Though withholding disclosure to prepare a sufficient response is a reasonable strategy in most cases, the effectiveness of allowing vulnerability owners to determine for themselves what other organizations to include in a coordinated response may approach a limit as the vulnerability impact extends through many supply chain layers. Once potential competitive concerns and business liabilities become catastrophic, a company will naturally shift its response to defending its own interests over those of its customers. In this case, the CVD group executed a response that favored their needs as leaders of their respective ecosystems, leveraging their positions of power to reinforce an inappropriate advantage over others. Perhaps the resulting chaos and lingering impact across the technology supply chain were unavoidable, but the CPU manufacturers subverted the response and undermined the spirit of responsible disclosure when forming an extraordinarily exclusive coordination group that only granted the opportunity of advanced preparation to their top stakeholders.

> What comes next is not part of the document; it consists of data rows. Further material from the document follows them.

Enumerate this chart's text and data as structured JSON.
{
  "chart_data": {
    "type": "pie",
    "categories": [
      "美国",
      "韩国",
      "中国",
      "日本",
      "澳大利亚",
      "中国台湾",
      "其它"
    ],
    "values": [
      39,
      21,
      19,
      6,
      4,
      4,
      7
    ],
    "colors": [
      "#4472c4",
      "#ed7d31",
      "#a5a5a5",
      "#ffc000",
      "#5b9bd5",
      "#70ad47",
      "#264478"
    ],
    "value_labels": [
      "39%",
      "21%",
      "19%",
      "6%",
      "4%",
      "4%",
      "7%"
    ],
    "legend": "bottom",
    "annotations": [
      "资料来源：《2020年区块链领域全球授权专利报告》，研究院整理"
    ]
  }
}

Sadly, rather than hold the companies accountable for creating an anti-competitive vulnerability response environment or even seek to clarify what the public should expect from future CVD efforts, Congress chose to blame technology complexity and negative publicity for collaboration failures. In a white paper that detailed conclusions from its investigation, the Committee on Energy and Commerce instead recommended the creation of a new legal framework to “encourage more organizations and third-parties to leverage CVD and its attendant benefits.” Further suggesting that Congress “explore ways to encourage federal agencies and private sector stakeholders to address and minimize the negative public responses to CVDs,” the Committee ultimately disregarded the very real possibility that organizations are susceptible to varying levels of harm from cybersecurity incidents based more on their market positions than the inherent danger posed by operating on the Internet.
On January 3, 2018, six days prior to the planned coordinated disclosure, Horn broke the secrecy agreement and posted a detailed explanation of the Meltdown and Spectre vulnerabilities. The now familiar chaos ensued as companies, government agencies, and consumers scrambled to defend themselves without any significant assistance. Hundreds of millions of devices around the world will be susceptible to exploits for years to come.
Since then, large technology companies have continued to wield their positions of power to make cybersecurity decisions that favor their own interests while keeping customers and smaller competitors many steps behind. Without receiving some new incentive or motivation that mitigates the pervasive power imbalance making customers subservient to the companies that they license products and services from, BigTech can keep pushing the boundaries of how little responsibility it has for defending organizations against both product vulnerabilities and sophisticated threat actors.